Gloomily forecasting defeat on the upcoming tax increase bill he steadfastly opposes, conservative fund-raiser Richard Viguerie offered this comment: "Never underestimate the ability of a Republican president to roll Republican congressmen" . . . . One conservative GOP congressman refers to the measure as the "Baker-Stockman-Darman exit bill," referring to right-wing hopes that defeat of the measure would be a prelude to the departure of White House chief of staff James A. Baker III, Office of Management and Budget Director David A. Stockman and presidential assistant Richard Darman. At least in the short run, this is wishful thinking . . . .
In another triumph of political newspeak, Reagan managed to deliver his 30-second televised promo for his tax increase without mentioning the taboo word "taxes." What was once "revenue enhancement" has now become an otherwise unidentified "building block" of the economic recovery program.
House Speaker Thomas P. (Tip) O'Neill Jr.'s invitation to Reagan to make his televised address for the tax increase bill before a joint session of Congress never received serious attention at the White House. The administration view was that Democrats would use the occasion to refrain from applause and make the televised point that the bill is Reagan's idea, not theirs.
In the wake of Murray L. Weidenbaum's departure as chairman of the Council of Economic Advisers, some memos are circulating that suggest again that Reagan was given a rosier view of 1982 economic prospects than the facts have warranted. Weidenbaum was known among insiders as one of the few administration officials willing to speak up and give the bad news directly to the president. But his Jan. 5, 1982, memo to the president on the state of the economy is full of cheer, starting out with the bromide that "the night is always darkest just before the dawn" and saying that "the basics for a spring recovery remain in place."
This memo, far from unique, points to what some insiders believe is Reagan's biggest problem, namely the unwillingness of his advisers to tell him the bad news. Even with frank advice, natural optimist Reagan tends to believe that everything will turn out for the best.
Boosters of California Republican gubernatorial nominee George Deukmejian, including former White House speech writer Ken Khachigian, are trying to persuade the White House staff to schedule a separate Reagan fund-raiser for their candidate.
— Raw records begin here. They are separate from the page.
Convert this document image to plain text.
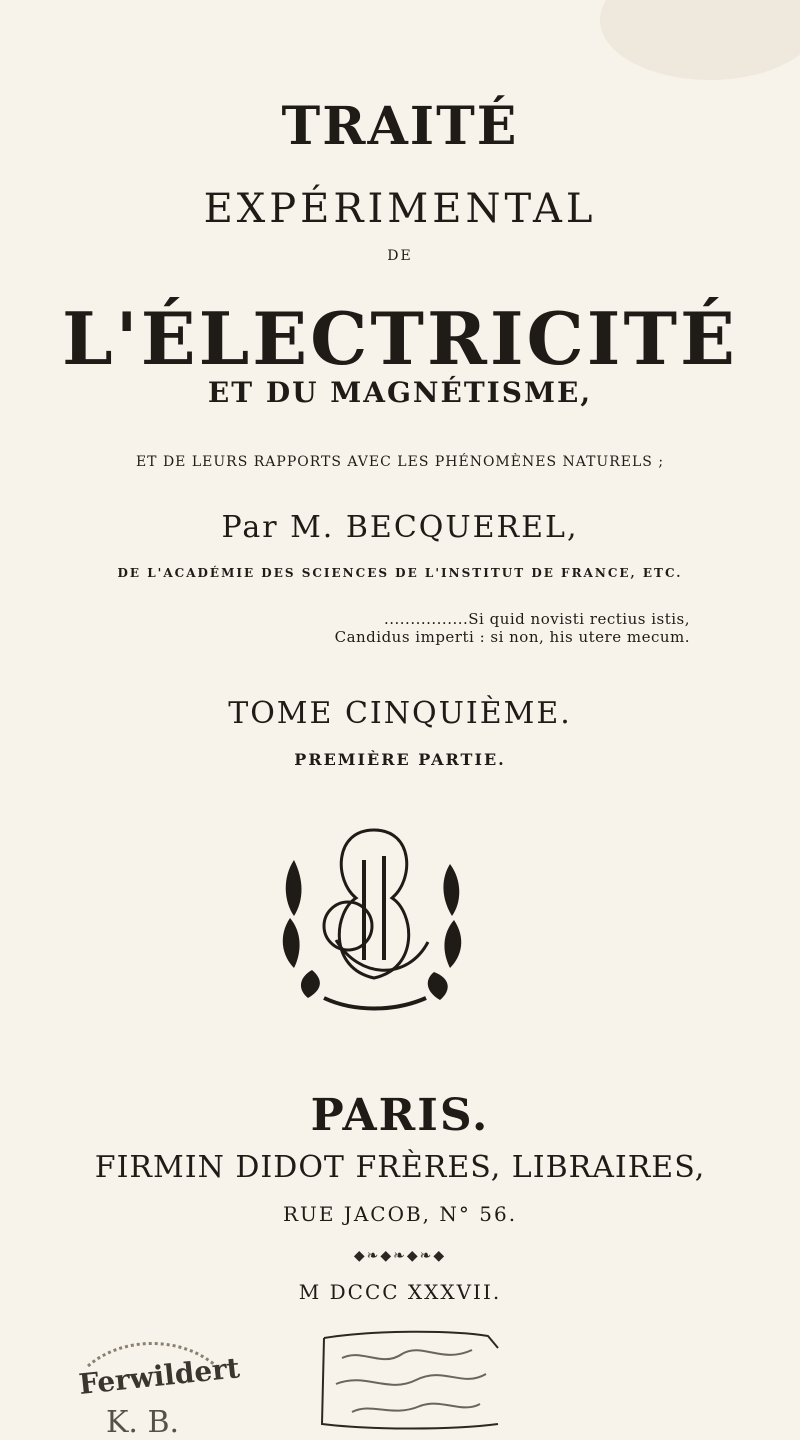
TRAITÉ
EXPÉRIMENTAL
DE
L'ÉLECTRICITÉ
ET DU MAGNÉTISME,
ET DE LEURS RAPPORTS AVEC LES PHÉNOMÈNES NATURELS ;
Par M. BECQUEREL,
DE L'ACADÉMIE DES SCIENCES DE L'INSTITUT DE FRANCE, ETC.
................Si quid novisti rectius istis,
Candidus imperti : si non, his utere mecum.
TOME CINQUIÈME.
PREMIÈRE PARTIE.
PARIS.
FIRMIN DIDOT FRÈRES, LIBRAIRES,
RUE JACOB, N° 56.
◆❧◆❧◆❧◆
M DCCC XXXVII.
Ferwildert
K. B.
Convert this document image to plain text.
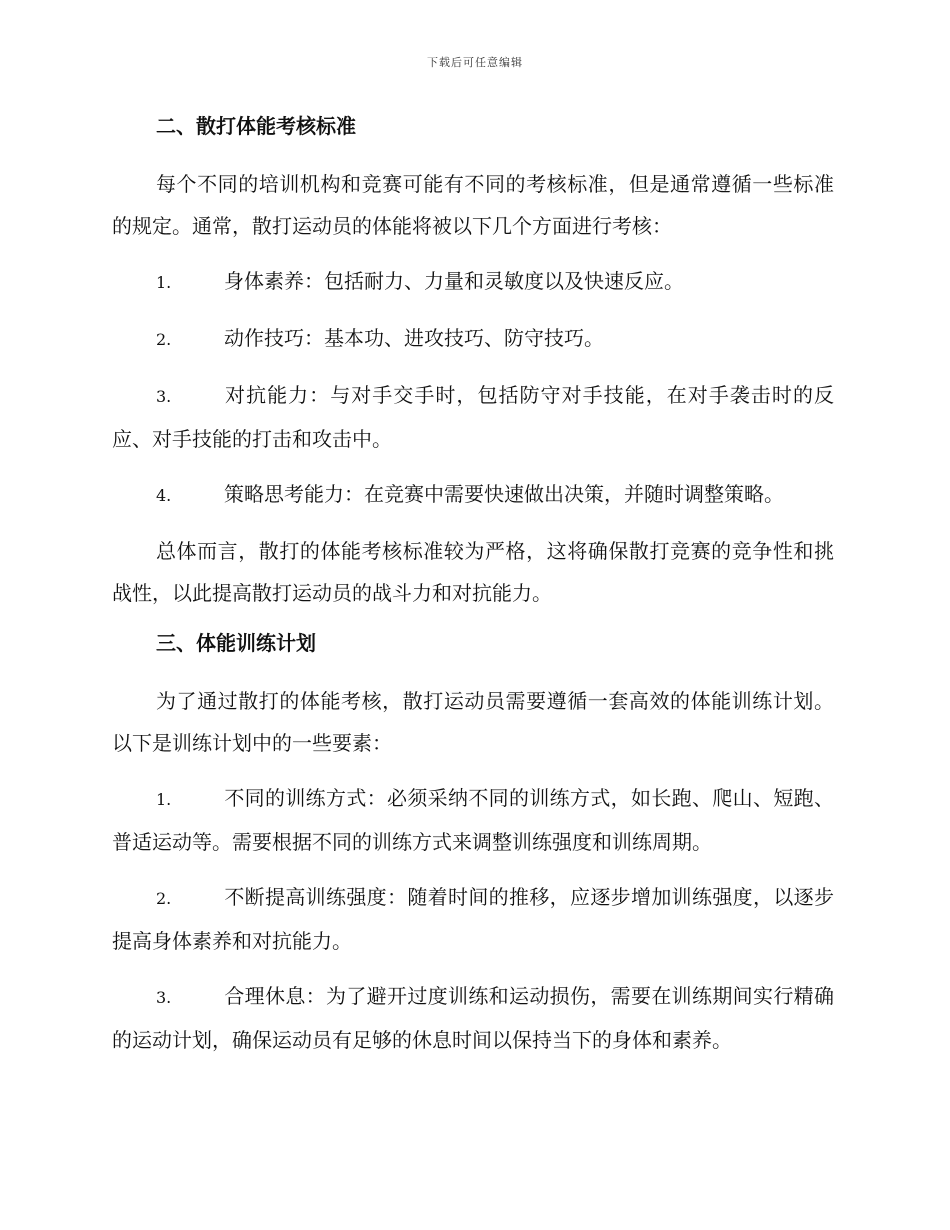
下载后可任意编辑
二、散打体能考核标准

每个不同的培训机构和竞赛可能有不同的考核标准，但是通常遵循一些标准的规定。通常，散打运动员的体能将被以下几个方面进行考核：

1.	身体素养：包括耐力、力量和灵敏度以及快速反应。

2.	动作技巧：基本功、进攻技巧、防守技巧。

3.	对抗能力：与对手交手时，包括防守对手技能，在对手袭击时的反应、对手技能的打击和攻击中。

4.	策略思考能力：在竞赛中需要快速做出决策，并随时调整策略。

总体而言，散打的体能考核标准较为严格，这将确保散打竞赛的竞争性和挑战性，以此提高散打运动员的战斗力和对抗能力。

三、体能训练计划

为了通过散打的体能考核，散打运动员需要遵循一套高效的体能训练计划。以下是训练计划中的一些要素：

1.	不同的训练方式：必须采纳不同的训练方式，如长跑、爬山、短跑、普适运动等。需要根据不同的训练方式来调整训练强度和训练周期。

2.	不断提高训练强度：随着时间的推移，应逐步增加训练强度，以逐步提高身体素养和对抗能力。

3.	合理休息：为了避开过度训练和运动损伤，需要在训练期间实行精确的运动计划，确保运动员有足够的休息时间以保持当下的身体和素养。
The current Reagan schedule during the president's upcoming trip to California limits Deukmejian to the proceeds of a reception that will precede a fund-raising dinner the president will hold for GOP Senate nominee Pete Wilson on Aug. 23 in Los Angeles . . . . White House counselor Edwin Meese III showed up at a senior staff meeting last week wearing a button that said "Unmuzzle Rollins," a reference to an ill-timed order by chief of staff Baker instructing political director Ed Rollins to keep his candid views to himself until after the Nov. 2 election. The entire order has become somewhat irrelevant anyway since the return to the White House of Lyn Nofziger, a man who has never been easily muzzled.